Engine work

While adding some lookup textures for the shader noise functions it became apparent that I needed to do some work on the engine that I’d been hoping to leave for later. As I type, I’m about a half way through this work.

So what am I doing and why is it needed?

The engine underlying Locality (‘the Void engine’) abstracts the GPU and resources to allow easy porting to new devices and APIs and to automate most of the hardware settings such as resource bindings and shader chains. There is actually significantly more code in the tools which prepare the data for the run-time engine than in the engine itself.

In theory the Void engine has fully automatic management of physical resources (textures, render targets, constant buffers etc.), unfortunately in practice I left the creation of physical resources up to an older engine that I already had. Doing this allowed me to move forward with Locality specific work at an earlier stage in development.

Having two systems operating at the same time has now become a problem. The new system expects to be fully managing resources, but the requirements of the old system mean I have to bundle duplicate data with every new resource and manually manage it, even though the new system is automatically managing caching and garbage collection of ‘proxies’ for these resources.
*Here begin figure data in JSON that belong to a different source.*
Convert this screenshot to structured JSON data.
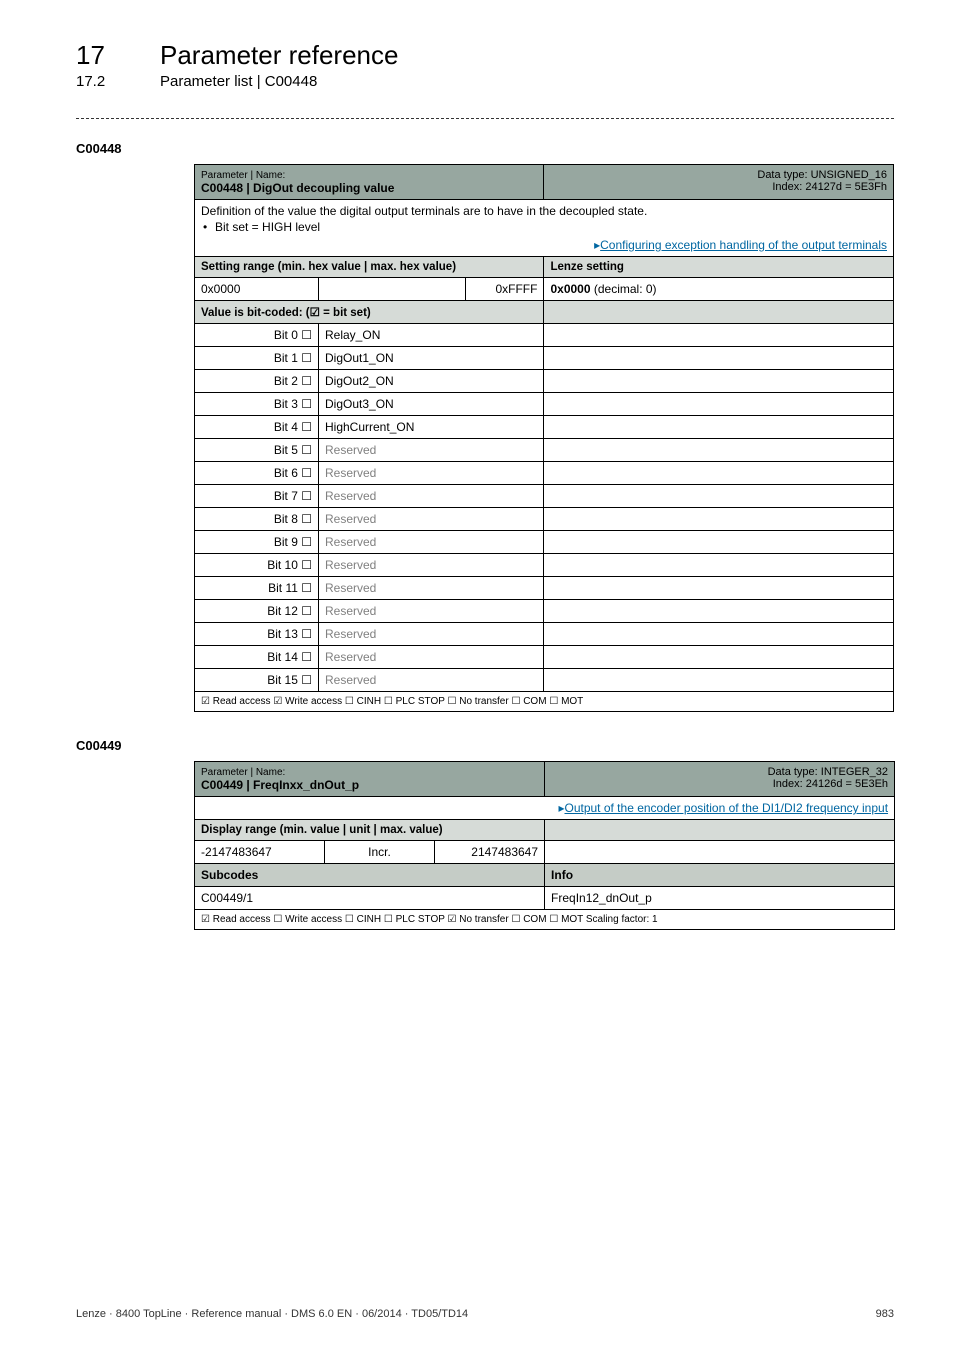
{
  "theme": {
    "header_bg": "#97a7a0",
    "section_bg": "#d6dbd7",
    "subhdr_bg": "#c5ccc6",
    "link_color": "#0066a1",
    "grey_text": "#808080",
    "border_color": "#000000"
  },
  "header": {
    "chapter_number": "17",
    "chapter_title": "Parameter reference",
    "section_number": "17.2",
    "section_title": "Parameter list | C00448"
  },
  "param1": {
    "id": "C00448",
    "top_label": "Parameter | Name:",
    "name_line": "C00448 | DigOut decoupling value",
    "datatype": "Data type: UNSIGNED_16",
    "index_line": "Index: 24127d = 5E3Fh",
    "desc_main": "Definition of the value the digital output terminals are to have in the decoupled state.",
    "desc_bullet": "Bit set = HIGH level",
    "desc_link": "Configuring exception handling of the output terminals",
    "setting_label": "Setting range (min. hex value | max. hex value)",
    "lenze_label": "Lenze setting",
    "min_hex": "0x0000",
    "max_hex": "0xFFFF",
    "lenze_val_bold": "0x0000",
    "lenze_val_rest": "  (decimal: 0)",
    "bitcoded_label": "Value is bit-coded:  (☑ = bit set)",
    "bits": [
      {
        "bit": "Bit 0  ☐",
        "name": "Relay_ON",
        "grey": false
      },
      {
        "bit": "Bit 1  ☐",
        "name": "DigOut1_ON",
        "grey": false
      },
      {
        "bit": "Bit 2  ☐",
        "name": "DigOut2_ON",
        "grey": false
      },
      {
        "bit": "Bit 3  ☐",
        "name": "DigOut3_ON",
        "grey": false
      },
      {
        "bit": "Bit 4  ☐",
        "name": "HighCurrent_ON",
        "grey": false
      },
      {
        "bit": "Bit 5  ☐",
        "name": "Reserved",
        "grey": true
      },
      {
        "bit": "Bit 6  ☐",
        "name": "Reserved",
        "grey": true
      },
      {
        "bit": "Bit 7  ☐",
        "name": "Reserved",
        "grey": true
      },
      {
        "bit": "Bit 8  ☐",
        "name": "Reserved",
        "grey": true
      },
      {
        "bit": "Bit 9  ☐",
        "name": "Reserved",
        "grey": true
      },
      {
        "bit": "Bit 10  ☐",
        "name": "Reserved",
        "grey": true
      },
      {
        "bit": "Bit 11  ☐",
        "name": "Reserved",
        "grey": true
      },
      {
        "bit": "Bit 12  ☐",
        "name": "Reserved",
        "grey": true
      },
      {
        "bit": "Bit 13  ☐",
        "name": "Reserved",
        "grey": true
      },
      {
        "bit": "Bit 14  ☐",
        "name": "Reserved",
        "grey": true
      },
      {
        "bit": "Bit 15  ☐",
        "name": "Reserved",
        "grey": true
      }
    ],
    "footnote": "☑ Read access   ☑ Write access   ☐ CINH   ☐ PLC STOP   ☐ No transfer   ☐ COM   ☐ MOT"
  },
  "param2": {
    "id": "C00449",
    "top_label": "Parameter | Name:",
    "name_line": "C00449 | FreqInxx_dnOut_p",
    "datatype": "Data type: INTEGER_32",
    "index_line": "Index: 24126d = 5E3Eh",
    "desc_link": "Output of the encoder position of the DI1/DI2 frequency input",
    "display_label": "Display range (min. value | unit | max. value)",
    "min": "-2147483647",
    "unit": "Incr.",
    "max": "2147483647",
    "subcodes_label": "Subcodes",
    "info_label": "Info",
    "subcode_code": "C00449/1",
    "subcode_info": "FreqIn12_dnOut_p",
    "footnote": "☑ Read access   ☐ Write access   ☐ CINH   ☐ PLC STOP   ☑ No transfer   ☐ COM   ☐ MOT    Scaling factor: 1"
  },
  "footer": {
    "left": "Lenze · 8400 TopLine · Reference manual · DMS 6.0 EN · 06/2014 · TD05/TD14",
    "page": "983"
  }
}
This has been workable for a while, but now is starting to create a lot of additional work and is cluttering up layers of the engine with dependencies that should not be needed. On top of that is the need to keep a clear understanding of two significantly different architectures in my head all the time and watch out for interactions which don’t map well between the two.

I’m not sure if anyone is reading this blog or can take anything useful away from the above explanation, but anyway, once this update is complete I’ll try to do a new post explaining the architecture and abstractions used by the Void engine.